NETHERLANDS – The better financial position of Dutch pension funds in 2004 may mean that the period of higher premiums might be coming to an end says director Dirk Witteveen of the pensions regulator De Nederlandsche Bank.
While already predicting equilibrium, Witteveen even expects a fall in premiums, he told the daily Het Financieele Dagblad.
Dutch pension funds had to ask higher contributions, during the poor equity markets. Contributions have reached an all-time high after the regulator made costs-covering premiums mandatory.
Combined with more frugal schemes, higher premiums have led to better coverage ratios of pension funds. According to the DNB’s annual report, the number of pension funds with a coverage of less than 100% has dropped from 190 early 2003 to eight at the end of last year.

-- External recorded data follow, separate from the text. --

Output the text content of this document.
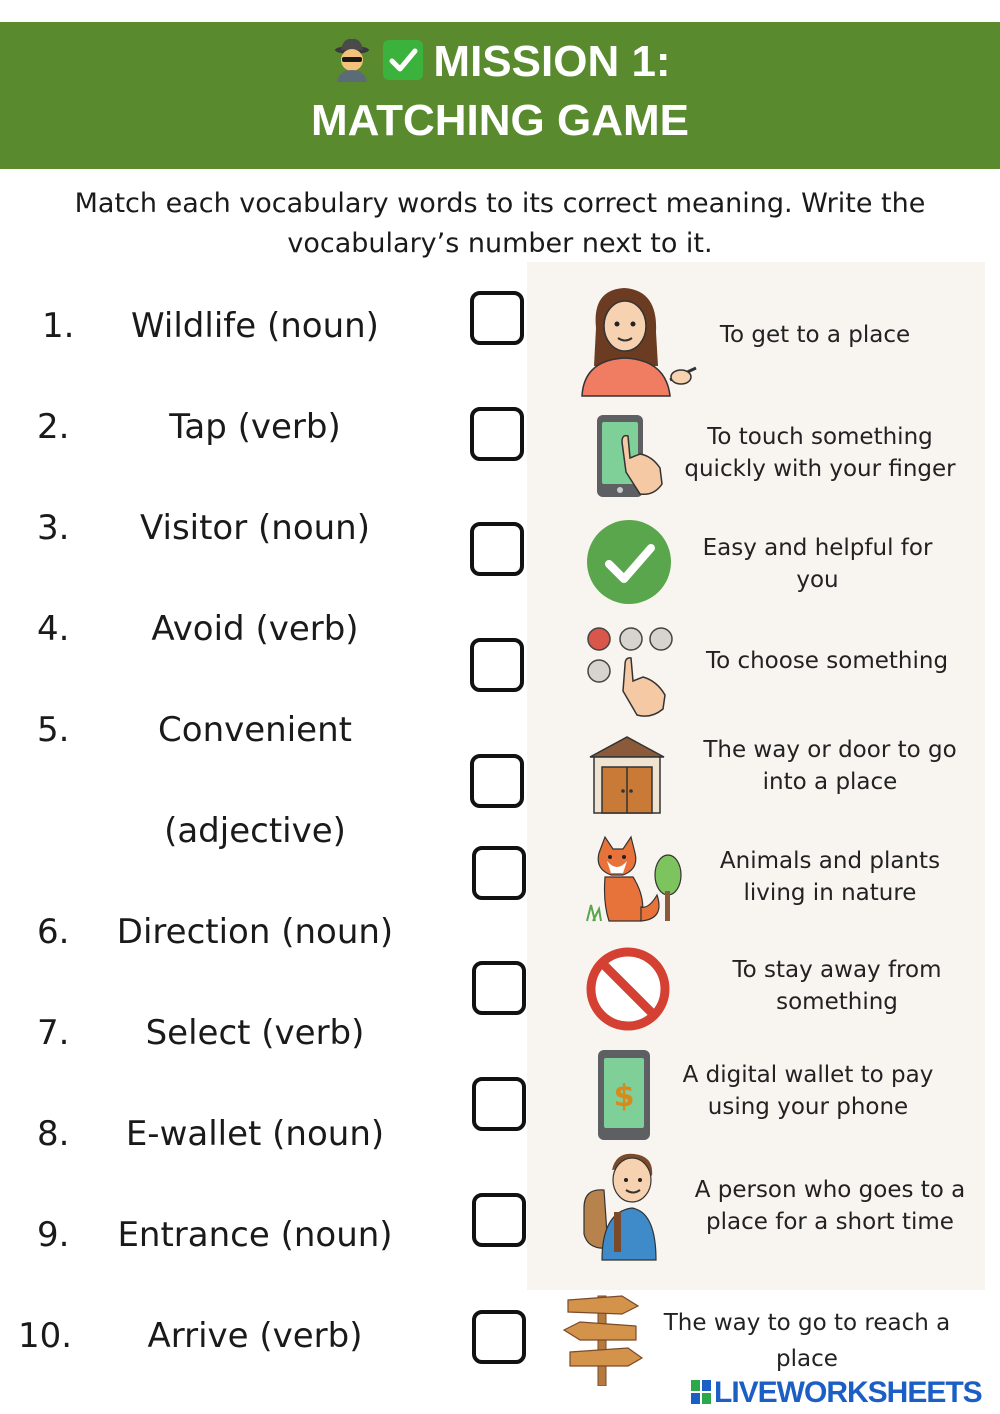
MISSION 1:
MATCHING GAME
Match each vocabulary words to its correct meaning. Write the vocabulary’s number next to it.
1.	Wildlife (noun)
2.	Tap (verb)
3.	Visitor (noun)
4.	Avoid (verb)
5.	Convenient
(adjective)
6.	Direction (noun)
7.	Select (verb)
8.	E-wallet (noun)
9.	Entrance (noun)
10.	Arrive (verb)
To get to a place
To touch something quickly with your finger
Easy and helpful for you
To choose something
The way or door to go into a place
Animals and plants living in nature
To stay away from something
$
A digital wallet to pay using your phone
A person who goes to a place for a short time
The way to go to reach a place
LIVEWORKSHEETS
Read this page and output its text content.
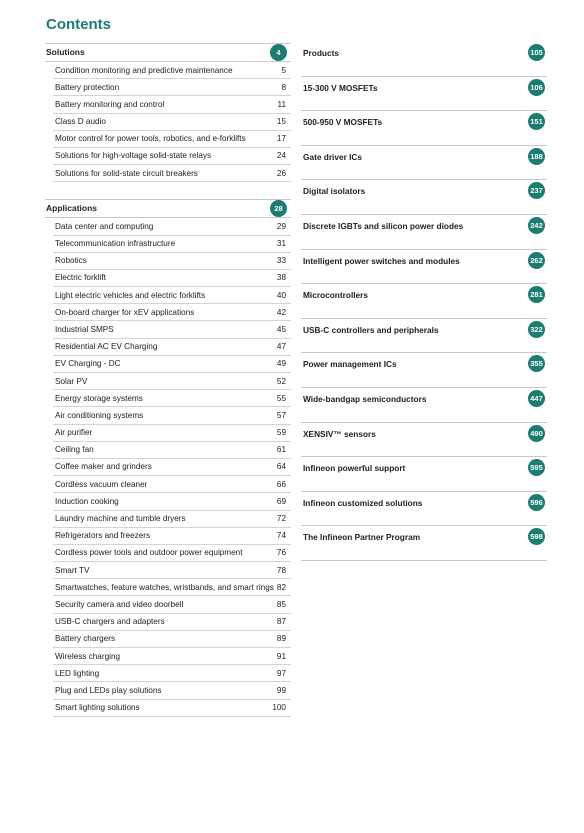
Contents
Solutions	4
Condition monitoring and predictive maintenance	5
Battery protection	8
Battery monitoring and control	11
Class D audio	15
Motor control for power tools, robotics, and e-forklifts	17
Solutions for high-voltage solid-state relays	24
Solutions for solid-state circuit breakers	26
Applications	28
Data center and computing	29
Telecommunication infrastructure	31
Robotics	33
Electric forklift	38
Light electric vehicles and electric forklifts	40
On-board charger for xEV applications	42
Industrial SMPS	45
Residential AC EV Charging	47
EV Charging - DC	49
Solar PV	52
Energy storage systems	55
Air conditioning systems	57
Air purifier	59
Ceiling fan	61
Coffee maker and grinders	64
Cordless vacuum cleaner	66
Induction cooking	69
Laundry machine and tumble dryers	72
Refrigerators and freezers	74
Cordless power tools and outdoor power equipment	76
Smart TV	78
Smartwatches, feature watches, wristbands, and smart rings 82
Security camera and video doorbell	85
USB-C chargers and adapters	87
Battery chargers	89
Wireless charging	91
LED lighting	97
Plug and LEDs play solutions	99
Smart lighting solutions	100
Products	105
15-300 V MOSFETs	106
500-950 V MOSFETs	151
Gate driver ICs	188
Digital isolators	237
Discrete IGBTs and silicon power diodes	242
Intelligent power switches and modules	262
Microcontrollers	281
USB-C controllers and peripherals	322
Power management ICs	355
Wide-bandgap semiconductors	447
XENSIV™ sensors	490
Infineon powerful support	595
Infineon customized solutions	596
The Infineon Partner Program	598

If adjustment of the pensions to the rise of prices and salaries is taken into account as well, the average coverage ratio of the Dutch pension schemes is still less than 100%, according to the DNB. “Funds with a shortfall will need to finance their future indexation from higher premiums or higher returns on investments.”
The improved position of pension funds is partly due to considerable cuts, like the change from final salary schemes to average salary schemes, Witteveen explained.
The DNB however said the low interest rates are still casting a shadow over the Dutch pensions industry. A change from the fixed accounting rate of 4% to the market rates – as part of the new financial assessment framework, or FTK – won’t leave much of the progress in 2004, it added.
The average solvability of insurers is – with 236% - more than sufficient, according to the DNB.